Smuin Contemporary Ballet, formerly known as Smuin Ballet, is a touring ballet company based in San Francisco, California. Smuin Ballet performs its season in multiple venues: the Dean Lesher Center in Walnut Creek, the Mountain View Center for the Performing Arts in Mountain View, the Sunset Center in Carmel, the Yerba Buena Center for the Arts and The Palace of Fine Arts Theater in San Francisco.

== History ==

=== Founding ===

Michael Smuin, a former dancer, choreographer and co-artistic director with the San Francisco Ballet and an award-winning choreographer, founded Smuin Contemporary Ballet in 1994.

Then known as Smuin Ballet, the "American ballet company with a distinctly American accent… infused ballet with the rhythm, speed, and syncopation of American popular culture.” Michael Smuin created about 40 ballets for the Smuin Ballet company. After his sudden passing in 2007, Smuin's longtime “muse and mainstay,” Celia Fushille, was named Artistic Director of Smuin. As a founding member of the company, Fushille created roles in some of Michael Smuin's most memorable ballets, from the romantic Roxane in Cyrano to the lusty Lola-Lola in The Blue Angel. In addition to maintaining Michael Smuin’s legacy, as Artistic Director, she commissioned more than 20 premieres and added the work of 15 choreographers new to the Smuin audience. From 2008-2014, Fushille also served as Executive Director of the Company.

== Company ==

=== Artistic Director ===
- Amy Seiwert

=== Rehearsal Director ===
- Amy London

=== Rehearsal Assistant ===
- Benjamin Warner

=== Company Artists ===

- AL Abraham
- Tessa Barbour
- Dominic Barrett
- Isabel Borges
- Jacopo Calvo
- Maggie Carey
- Cameron Cofrancesco
- Gabrielle Collins
- Ricardo Dyer
- Cassidy Isaacson
- Tess Lane
- Marc LaPierre
- Shania Rasmussen
- Yuri Rogers
- João Sampaio
- Brennan Wall

== Touring and performing ==

Smuin performs over 60 shows per season in theaters throughout San Francisco, Walnut Creek, Mountain View, and Carmel. Based in the San Francisco Bay Area, Smuin also tours across the country to venues including the Joyce Theater in New York; Montana, Michael Smuin's home state; southern California; Colorado; and Alaska, as well as throughout Europe and Australia.

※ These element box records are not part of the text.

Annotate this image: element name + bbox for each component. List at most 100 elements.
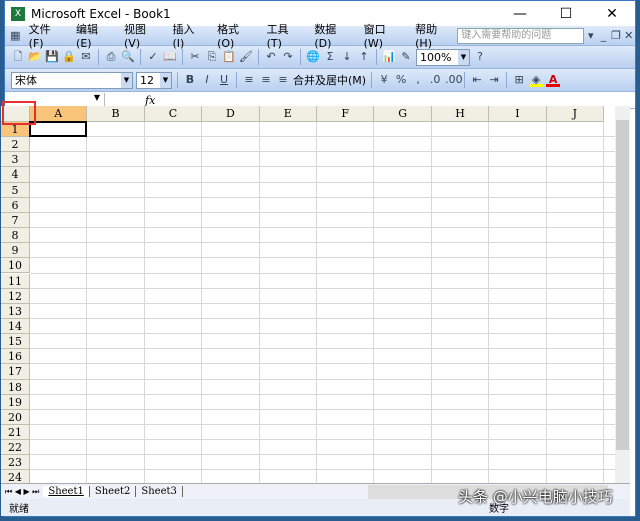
row-header[interactable]: 7 (1, 212, 30, 229)
row-header[interactable]: 20 (1, 409, 30, 425)
autosum-icon[interactable]: Σ (323, 50, 337, 64)
row-header[interactable]: 6 (1, 197, 30, 213)
sort-descending-icon[interactable]: ↑ (357, 50, 371, 64)
column-header[interactable]: D (202, 106, 260, 122)
minimize-button[interactable]: — (497, 6, 543, 22)
copy-icon[interactable]: ⎘ (205, 50, 219, 64)
help-dropdown-icon[interactable]: ▾ (584, 29, 597, 43)
menu-format[interactable]: 格式(O) (210, 21, 260, 50)
scrollbar-thumb[interactable] (616, 120, 629, 450)
row-header[interactable]: 24 (1, 470, 30, 483)
print-preview-icon[interactable]: 🔍 (121, 50, 135, 64)
drawing-icon[interactable]: ✎ (399, 50, 413, 64)
cut-icon[interactable]: ✂ (188, 50, 202, 64)
underline-button[interactable]: U (217, 73, 231, 87)
menu-edit[interactable]: 编辑(E) (69, 21, 117, 50)
active-cell-a1[interactable] (29, 121, 88, 138)
column-header[interactable]: E (259, 106, 317, 122)
menu-tools[interactable]: 工具(T) (260, 21, 308, 50)
align-center-icon[interactable]: ≡ (259, 73, 273, 87)
tab-sheet2[interactable]: Sheet2 (90, 486, 137, 497)
bold-button[interactable]: B (183, 73, 197, 87)
tab-nav-icons[interactable]: ⏮ ◀ ▶ ⏭ (1, 487, 43, 497)
font-size-select[interactable]: 12 ▼ (136, 71, 172, 89)
borders-icon[interactable]: ⊞ (512, 73, 526, 87)
menu-insert[interactable]: 插入(I) (165, 21, 210, 50)
decrease-indent-icon[interactable]: ⇤ (470, 73, 484, 87)
format-painter-icon[interactable]: 🖌 (239, 50, 253, 64)
email-icon[interactable]: ✉ (79, 50, 93, 64)
percent-button[interactable]: % (394, 73, 408, 87)
hyperlink-icon[interactable]: 🌐 (306, 50, 320, 64)
increase-indent-icon[interactable]: ⇥ (487, 73, 501, 87)
column-header[interactable]: C (144, 106, 203, 122)
row-header[interactable]: 2 (1, 137, 30, 153)
spelling-icon[interactable]: ✓ (146, 50, 160, 64)
column-header[interactable]: H (431, 106, 490, 122)
menu-file[interactable]: 文件(F) (22, 21, 69, 50)
row-header[interactable]: 23 (1, 455, 30, 471)
close-button[interactable]: ✕ (589, 6, 635, 22)
menu-view[interactable]: 视图(V) (117, 21, 165, 50)
chart-wizard-icon[interactable]: 📊 (382, 50, 396, 64)
row-header[interactable]: 16 (1, 349, 30, 365)
worksheet-grid[interactable]: A B C D E F G H I J 1 2 3 4 5 6 7 8 9 10 11 12 13 14 15 16 17 18 19 2… (1, 106, 615, 483)
research-icon[interactable]: 📖 (163, 50, 177, 64)
undo-icon[interactable]: ↶ (264, 50, 278, 64)
column-header[interactable]: G (374, 106, 432, 122)
align-left-icon[interactable]: ≡ (242, 73, 256, 87)
row-header[interactable]: 17 (1, 364, 30, 380)
column-header[interactable]: B (87, 106, 145, 122)
permission-icon[interactable]: 🔒 (62, 50, 76, 64)
tab-sheet1[interactable]: Sheet1 (43, 486, 90, 497)
font-select[interactable]: 宋体 ▼ (11, 71, 133, 89)
row-header[interactable]: 8 (1, 228, 30, 244)
fill-color-icon[interactable]: ◈ (529, 73, 544, 87)
doc-minimize-icon[interactable]: _ (597, 29, 610, 43)
zoom-select[interactable]: 100% ▼ (416, 48, 470, 66)
row-header[interactable]: 3 (1, 152, 30, 168)
column-header[interactable]: F (317, 106, 375, 122)
merge-center-button[interactable]: 合并及居中(M) (293, 72, 366, 88)
sort-ascending-icon[interactable]: ↓ (340, 50, 354, 64)
row-header[interactable]: 4 (1, 167, 30, 183)
row-header[interactable]: 10 (1, 258, 30, 274)
menu-data[interactable]: 数据(D) (307, 21, 356, 50)
print-icon[interactable]: ⎙ (104, 50, 118, 64)
vertical-scrollbar[interactable] (615, 106, 630, 483)
redo-icon[interactable]: ↷ (281, 50, 295, 64)
doc-restore-icon[interactable]: ❐ (610, 29, 623, 43)
row-header[interactable]: 13 (1, 303, 30, 319)
font-color-button[interactable]: A (546, 73, 561, 87)
column-header[interactable]: I (489, 106, 547, 122)
column-header[interactable]: A (30, 106, 88, 122)
align-right-icon[interactable]: ≡ (276, 73, 290, 87)
increase-decimal-icon[interactable]: .0 (428, 73, 442, 87)
row-header[interactable]: 15 (1, 334, 30, 350)
comma-button[interactable]: , (411, 73, 425, 87)
column-header[interactable]: J (546, 106, 604, 122)
menu-help[interactable]: 帮助(H) (408, 21, 457, 50)
help-search-input[interactable]: 键入需要帮助的问题 (457, 27, 585, 44)
italic-button[interactable]: I (200, 73, 214, 87)
row-header[interactable]: 12 (1, 288, 30, 304)
fx-icon[interactable]: fx (145, 94, 155, 107)
row-header[interactable]: 14 (1, 318, 30, 335)
row-header[interactable]: 18 (1, 379, 30, 395)
tab-sheet3[interactable]: Sheet3 (136, 486, 183, 497)
maximize-button[interactable]: ☐ (543, 6, 589, 22)
row-header[interactable]: 19 (1, 394, 30, 410)
workbook-icon[interactable]: ▦ (9, 29, 22, 43)
row-header[interactable]: 22 (1, 440, 30, 456)
doc-close-icon[interactable]: ✕ (622, 29, 635, 43)
row-header[interactable]: 5 (1, 182, 30, 198)
row-header[interactable]: 11 (1, 273, 30, 289)
row-header[interactable]: 21 (1, 425, 30, 441)
menu-window[interactable]: 窗口(W) (357, 21, 409, 50)
help-icon[interactable]: ? (473, 50, 487, 64)
paste-icon[interactable]: 📋 (222, 50, 236, 64)
row-header[interactable]: 9 (1, 243, 30, 259)
open-icon[interactable]: 📂 (28, 50, 42, 64)
decrease-decimal-icon[interactable]: .00 (445, 73, 463, 87)
new-icon[interactable]: 🗋 (11, 50, 25, 64)
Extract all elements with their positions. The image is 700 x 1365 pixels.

Smuin has launched over 50 new works into the American dance repertoire, including many choreographed by Michael Smuin, as well as over 10 ballets created by Amy Seiwert, Smuin's Choreographer in Residence. Many notable choreographers such as Trey McIntyre, Helen Pickett, Ma Cong, Adam Houghland, and Val Caniparoli have premiered works with Smuin. Many of the choreographers have also given Smuin the opportunity to perform their works, including Jiří Kylián, Annabelle Lopez Ochoa, Matthew Neenan, and more.

== Recognitions ==
In February 2023, Dance Data Project announced the results from its first Gender Equity Index for the 50 largest U.S. ballet companies. Smuin Ballet was ranked "Best of Leadership" and “Exceptional.”